Photo sourced from US Embassy of Pakistan via visualhunt.com
Additional reporting by Sheraz Akbar and Izhar Mehmood, from the University of Peshawar.
Every major city has an architectural and cultural treasure that both reminds its people of their heritage and provides an opportunity to guide the future. In Melbourne it’s the Royal Melbourne Exhibition Building, which held the Federation Convention in 1901 that gave birth to the Commonwealth of Australia. In the city of Peshawar, located in Pakistan’s Khyber Pakhtunkhwa province—close to the country’s border with Afghanistan—it is the Mahabat Khan mosque, built in the mid-17th century.
With its imposing minarets and elegant Mughal-era architecture, the Mahabat Khan—which means “awe-inspiring Khan”—stands in the bustling heart of Peshawar, a reminder of Pakistan’s ancient history. These days, its modern practical purposes include being a hub for prayer and social gatherings, as well as serving as a tourist attraction for those seeking to understand Pakistan’s culture and spirituality.
The Mahabat Khan mosque sits alongside the Wazir Khan and Badshahi mosques in Lahore, and the Shahi Mosque in Thatta, as one of Pakistan’s finest architectural achievements. On top of this, it is one of the country’s most frequently visited sites for locals and tourists alike, regularly appearing in “top ten must see” lists in Pakistan. However, like all major tourist attractions, sound preservation of the Mahabat Khan mosque is often challenged by the myriad financial, political and economic pressures of a growing Peshawar.

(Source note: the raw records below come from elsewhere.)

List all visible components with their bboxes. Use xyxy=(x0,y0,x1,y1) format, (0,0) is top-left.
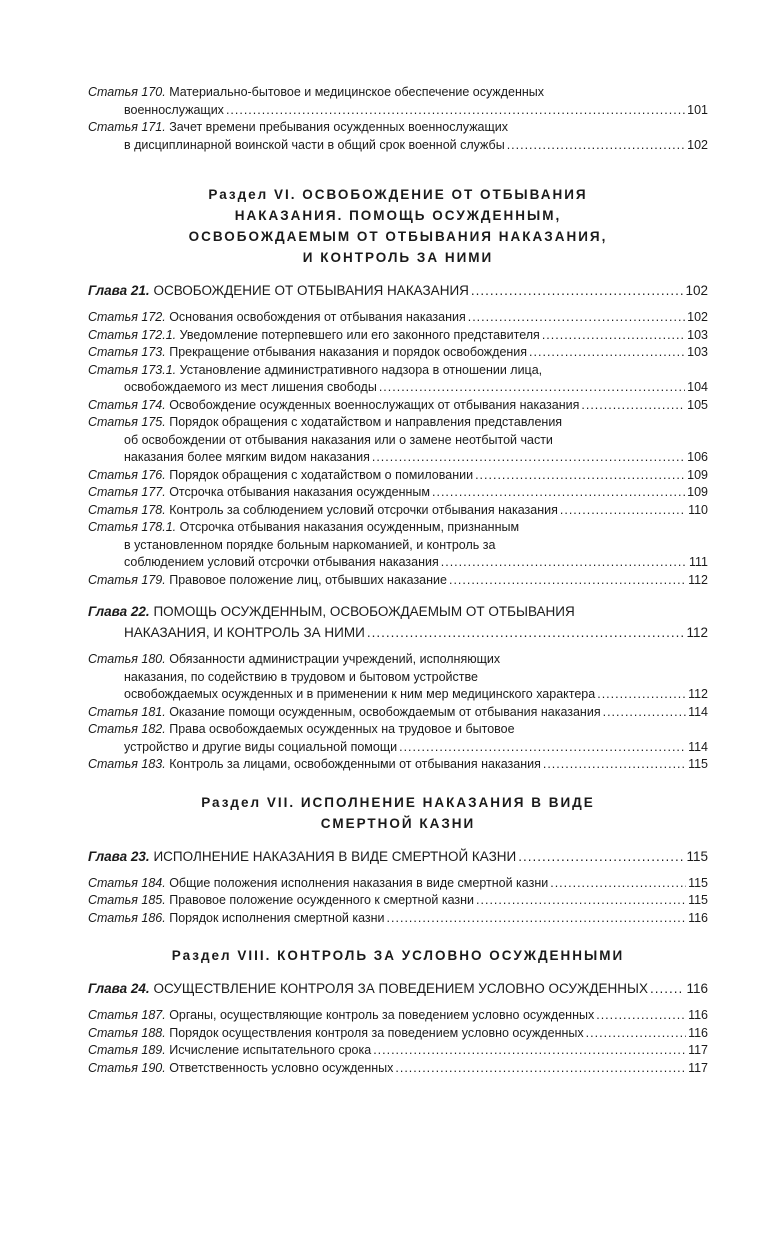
toc-entry-line xyxy=(88,910,708,928)
page-number: 116 xyxy=(688,1025,708,1040)
entry-title: ПОМОЩЬ ОСУЖДЕННЫМ, ОСВОБОЖДАЕМЫМ ОТ ОТБЫВАНИЯ xyxy=(153,604,575,619)
section-heading: Раздел VI. ОСВОБОЖДЕНИЕ ОТ ОТБЫВАНИЯ xyxy=(208,187,588,202)
entry-label: Статья 176. xyxy=(88,467,166,482)
toc-entry-row xyxy=(124,686,708,704)
toc-entry-line xyxy=(124,686,708,704)
entry-label: Статья 187. xyxy=(88,1008,166,1022)
toc-entry-row xyxy=(88,1060,708,1078)
section-heading: И КОНТРОЛЬ ЗА НИМИ xyxy=(302,250,494,265)
entry-title: ОСУЩЕСТВЛЕНИЕ КОНТРОЛЯ ЗА ПОВЕДЕНИЕМ УСЛОВНО ОСУЖДЕННЫХ xyxy=(153,981,648,996)
page-number: 102 xyxy=(685,283,708,298)
toc-entry-row xyxy=(88,467,708,485)
toc-entry-line xyxy=(88,502,708,520)
page-number: 109 xyxy=(687,485,708,499)
entry-title: наказания, по содействию в трудовом и бытовом устройстве xyxy=(124,669,478,684)
entry-label: Статья 186. xyxy=(88,910,166,925)
page-number: 111 xyxy=(688,555,708,569)
toc-entry-line xyxy=(88,572,708,590)
entry-label: Статья 189. xyxy=(88,1043,166,1057)
toc-entry-row xyxy=(88,892,708,910)
toc-entry-line xyxy=(88,978,708,999)
toc-entry-row xyxy=(124,554,708,572)
page-number: 102 xyxy=(687,137,708,152)
page-number: 101 xyxy=(687,102,708,117)
toc-entry-line xyxy=(88,1007,708,1025)
toc-entry-line xyxy=(88,601,708,622)
entry-label: Статья 172. xyxy=(88,310,166,324)
dot-leader xyxy=(603,704,686,722)
dot-leader xyxy=(372,449,685,467)
toc-entry-line xyxy=(88,846,708,867)
toc-entry-row xyxy=(88,484,708,502)
section-heading: Раздел VII. ИСПОЛНЕНИЕ НАКАЗАНИЯ В ВИДЕ xyxy=(201,794,595,810)
dot-leader xyxy=(395,1060,686,1078)
toc-entry-row xyxy=(88,846,708,867)
toc-entry-row xyxy=(124,102,708,120)
toc-entry-row xyxy=(124,432,708,450)
entry-title: Установление административного надзора в отношении лица, xyxy=(179,362,543,377)
toc-entry-line xyxy=(124,537,708,555)
entry-title: Уведомление потерпевшего или его законного представителя xyxy=(179,327,540,342)
entry-title: ОСВОБОЖДЕНИЕ ОТ ОТБЫВАНИЯ НАКАЗАНИЯ xyxy=(153,283,469,298)
entry-label: Статья 171. xyxy=(88,120,166,134)
toc-entry-row xyxy=(88,280,708,301)
entry-title: Материально-бытовое и медицинское обеспечение осужденных xyxy=(169,85,545,99)
toc-entry-line xyxy=(88,651,708,669)
page-number: 112 xyxy=(688,687,708,701)
entry-title: Оказание помощи осужденным, освобождаемым от отбывания наказания xyxy=(169,704,601,719)
entry-title: Общие положения исполнения наказания в виде смертной казни xyxy=(169,875,549,890)
toc-entry-row xyxy=(88,756,708,774)
entry-title: устройство и другие виды социальной помощи xyxy=(124,739,398,754)
toc-entry-row xyxy=(124,739,708,757)
entry-title: наказания более мягким видом наказания xyxy=(124,450,370,464)
toc-entry-row xyxy=(88,704,708,722)
toc-entry-row xyxy=(88,721,708,739)
entry-label: Статья 175. xyxy=(88,415,166,429)
toc-entry-line xyxy=(88,344,708,362)
dot-leader xyxy=(518,846,684,867)
dot-leader xyxy=(560,502,686,520)
toc-entry-line xyxy=(88,1060,708,1078)
page-number: 112 xyxy=(686,625,708,640)
page-number: 116 xyxy=(688,910,708,925)
toc-entry-row xyxy=(88,397,708,415)
dot-leader xyxy=(529,344,685,362)
page-number: 115 xyxy=(688,757,708,771)
toc-entry-row xyxy=(88,1025,708,1043)
entry-label: Статья 190. xyxy=(88,1060,166,1075)
entry-title: Обязанности администрации учреждений, исполняющих xyxy=(169,652,501,666)
entry-label: Статья 183. xyxy=(88,757,166,771)
entry-title: в дисциплинарной воинской части в общий срок военной службы xyxy=(124,137,505,152)
toc-entry-row xyxy=(88,119,708,137)
entry-label: Глава 23. xyxy=(88,848,150,864)
entry-label: Статья 178.1. xyxy=(88,520,177,534)
entry-label: Глава 21. xyxy=(88,283,150,298)
toc-entry-row xyxy=(88,978,708,999)
dot-leader xyxy=(367,622,685,643)
toc-entry-line xyxy=(124,554,708,572)
entry-label: Статья 182. xyxy=(88,722,166,736)
entry-title: Контроль за соблюдением условий отсрочки отбывания наказания xyxy=(169,502,558,517)
toc-entry-row xyxy=(88,327,708,345)
entry-title: Ответственность условно осужденных xyxy=(169,1060,394,1075)
toc-entry-row xyxy=(124,622,708,643)
section-heading: НАКАЗАНИЯ. ПОМОЩЬ ОСУЖДЕННЫМ, xyxy=(234,208,562,223)
toc-entry-line xyxy=(124,102,708,120)
entry-title: Основания освобождения от отбывания наказания xyxy=(169,310,466,324)
toc-entry-row xyxy=(88,572,708,590)
toc-entry-line xyxy=(124,449,708,467)
toc-entry-row xyxy=(88,362,708,380)
page-number: 103 xyxy=(687,345,708,359)
dot-leader xyxy=(543,756,686,774)
dot-leader xyxy=(596,1007,686,1025)
entry-title: Прекращение отбывания наказания и порядок освобождения xyxy=(169,345,528,359)
entry-title: освобождаемых осужденных и в применении к ним мер медицинского характера xyxy=(124,687,596,701)
toc-entry-line xyxy=(88,756,708,774)
toc-entry-row xyxy=(88,344,708,362)
entry-title: соблюдением условий отсрочки отбывания наказания xyxy=(124,555,439,569)
toc-entry-line xyxy=(88,84,708,102)
page-number: 106 xyxy=(687,450,708,464)
entry-label: Статья 173. xyxy=(88,345,166,359)
entry-label: Статья 170. xyxy=(88,85,166,99)
page-number: 114 xyxy=(688,704,708,719)
toc-entry-row xyxy=(88,414,708,432)
toc-entry-row xyxy=(88,651,708,669)
toc-entry-line xyxy=(88,397,708,415)
toc-entry-row xyxy=(88,84,708,102)
toc-entry-line xyxy=(88,1025,708,1043)
dot-leader xyxy=(449,572,686,590)
entry-title: Порядок обращения с ходатайством о помиловании xyxy=(169,467,474,482)
toc-entry-line xyxy=(124,432,708,450)
toc-entry-line xyxy=(124,669,708,687)
entry-title: Отсрочка отбывания наказания осужденным, признанным xyxy=(179,520,520,534)
entry-title: Права освобождаемых осужденных на трудовое и бытовое xyxy=(169,722,515,736)
page-number: 117 xyxy=(688,1043,708,1057)
toc-entry-row xyxy=(88,910,708,928)
page-number: 117 xyxy=(688,1060,708,1075)
entry-title: ИСПОЛНЕНИЕ НАКАЗАНИЯ В ВИДЕ СМЕРТНОЙ КАЗНИ xyxy=(153,848,517,864)
entry-title: Порядок исполнения смертной казни xyxy=(169,910,385,925)
dot-leader xyxy=(542,327,685,345)
entry-label: Статья 184. xyxy=(88,875,166,890)
toc-entry-row xyxy=(88,309,708,327)
entry-label: Статья 188. xyxy=(88,1025,166,1040)
page-number: 115 xyxy=(688,875,708,890)
entry-label: Глава 22. xyxy=(88,604,150,619)
entry-title: Правовое положение осужденного к смертной казни xyxy=(169,893,475,907)
dot-leader xyxy=(471,280,684,301)
page-number: 102 xyxy=(687,310,708,324)
toc-entry-line xyxy=(88,119,708,137)
page-number: 103 xyxy=(687,327,708,342)
toc-entry-line xyxy=(88,362,708,380)
page-number: 110 xyxy=(688,502,708,517)
dot-leader xyxy=(476,892,686,910)
entry-title: в установленном порядке больным наркоманией, и контроль за xyxy=(124,537,496,552)
toc-entry-row xyxy=(88,519,708,537)
toc-entry-row xyxy=(88,1042,708,1060)
entry-label: Статья 185. xyxy=(88,893,166,907)
toc-entry-row xyxy=(124,449,708,467)
toc-entry-line xyxy=(88,1042,708,1060)
entry-label: Статья 181. xyxy=(88,704,166,719)
entry-title: освобождаемого из мест лишения свободы xyxy=(124,380,377,394)
dot-leader xyxy=(399,739,686,757)
dot-leader xyxy=(581,397,685,415)
toc-entry-row xyxy=(124,137,708,155)
toc-entry-line xyxy=(88,327,708,345)
toc-entry-line xyxy=(88,875,708,893)
section-heading: ОСВОБОЖДАЕМЫМ ОТ ОТБЫВАНИЯ НАКАЗАНИЯ, xyxy=(188,229,608,244)
toc-entry-row xyxy=(124,379,708,397)
toc-entry-line xyxy=(124,739,708,757)
entry-label: Статья 178. xyxy=(88,502,166,517)
entry-title: Правовое положение лиц, отбывших наказание xyxy=(169,572,447,587)
dot-leader xyxy=(441,554,687,572)
toc-entry-line xyxy=(88,704,708,722)
dot-leader xyxy=(468,309,685,327)
entry-title: Органы, осуществляющие контроль за поведением условно осужденных xyxy=(169,1008,595,1022)
entry-label: Статья 174. xyxy=(88,397,166,412)
toc-entry-row xyxy=(88,502,708,520)
page-number: 116 xyxy=(688,1008,708,1022)
entry-label: Статья 180. xyxy=(88,652,166,666)
toc-entry-row xyxy=(88,875,708,893)
dot-leader xyxy=(432,484,685,502)
entry-title: Контроль за лицами, освобожденными от отбывания наказания xyxy=(169,757,541,771)
page-number: 105 xyxy=(687,397,708,412)
entry-title: Отсрочка отбывания наказания осужденным xyxy=(169,485,431,499)
toc-entry-line xyxy=(88,892,708,910)
entry-title: об освобождении от отбывания наказания или о замене неотбытой части xyxy=(124,432,553,447)
toc-entry-line xyxy=(124,379,708,397)
entry-title: военнослужащих xyxy=(124,102,224,117)
dot-leader xyxy=(597,686,686,704)
entry-label: Глава 24. xyxy=(88,981,150,996)
dot-leader xyxy=(507,137,685,155)
dot-leader xyxy=(475,467,685,485)
entry-title: Порядок обращения с ходатайством и направления представления xyxy=(169,415,563,429)
toc-entry-line xyxy=(88,519,708,537)
toc-entry-line xyxy=(88,280,708,301)
entry-label: Статья 173.1. xyxy=(88,362,177,377)
dot-leader xyxy=(550,875,686,893)
toc-entry-line xyxy=(124,137,708,155)
toc-entry-line xyxy=(88,309,708,327)
toc-page xyxy=(0,84,768,1077)
toc-entry-line xyxy=(88,467,708,485)
page-number: 114 xyxy=(688,739,708,754)
entry-label: Статья 177. xyxy=(88,485,166,499)
dot-leader xyxy=(379,379,685,397)
entry-label: Статья 179. xyxy=(88,572,166,587)
entry-title: НАКАЗАНИЯ, И КОНТРОЛЬ ЗА НИМИ xyxy=(124,625,365,640)
page-number: 115 xyxy=(688,893,708,907)
toc-entry-row xyxy=(88,1007,708,1025)
entry-title: Исчисление испытательного срока xyxy=(169,1043,372,1057)
section-heading: СМЕРТНОЙ КАЗНИ xyxy=(320,815,476,831)
entry-title: Освобождение осужденных военнослужащих от отбывания наказания xyxy=(169,397,580,412)
dot-leader xyxy=(586,1025,686,1043)
page-number: 109 xyxy=(687,467,708,482)
page-number: 116 xyxy=(686,981,708,996)
dot-leader xyxy=(650,978,684,999)
page-number: 104 xyxy=(687,380,708,394)
dot-leader xyxy=(226,102,685,120)
toc-entry-line xyxy=(88,484,708,502)
page-number: 112 xyxy=(688,572,708,587)
toc-entry-line xyxy=(124,622,708,643)
toc-entry-line xyxy=(88,721,708,739)
entry-title: Зачет времени пребывания осужденных военнослужащих xyxy=(169,120,509,134)
entry-label: Статья 172.1. xyxy=(88,327,177,342)
dot-leader xyxy=(387,910,687,928)
section-heading: Раздел VIII. КОНТРОЛЬ ЗА УСЛОВНО ОСУЖДЕННЫМИ xyxy=(171,948,625,963)
toc-entry-row xyxy=(124,669,708,687)
dot-leader xyxy=(373,1042,686,1060)
toc-entry-line xyxy=(88,414,708,432)
page-number: 115 xyxy=(686,848,708,864)
toc-entry-row xyxy=(124,537,708,555)
toc-entry-row xyxy=(88,601,708,622)
entry-title: Порядок осуществления контроля за поведением условно осужденных xyxy=(169,1025,584,1040)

Due delays in much-needed maintenance work, the Mahabat Khan mosque has now fallen into disrepair. Peshawar’s sole remaining Mughal-era mosque was significantly damaged by the magnitude 7.5 Hindu Kush earthquake which rocked Pakistan in October 2015. Since then, provincial authorities have failed to successfully undertake repairs, despite enough funds being allegedly put aside for the project.
This problem spawns from bureaucratic intransigence . For while the majority of historical sites in the Khyber Pakhtunkhwa province are owned, supervised and maintained by the Directorate of Archaeology and Museums, any historical sites with a religious association are the responsibility of the Auqaf, Hajj, Religious & Minority Affairs department. According to this department, the provincial government allocated Rs50 million (approx. $650,000 AUD) for the mosque’s rehabilitation in the 2014-15 budget.
However, the provincial government then placed a moratorium on the restoration, due to their belief that the Auqaf department lacked the requisite technical knowhow to successfully preserve the site. Local media has also reported that labyrinthine bureaucratic processes have contributed further to the delays; while pollution and the harsh local climate have been said to have taken a toll on the structure.
Nevertheless, it looks like a more promising future finally beckons for the Mahabat Khan mosque, as the Directorate of Archaeology and Museums’ public relations officer, Nawaz-ud-din, said Rs 88 million ($1.1 million AUD) will be used to preserve the site.
“The Archaeology Department have submitted the survey report for the renovation of the mosque,” he said.
“Once it is approved, the work will start.
“It is a three year project and the Department will try is best to complete it within the time.”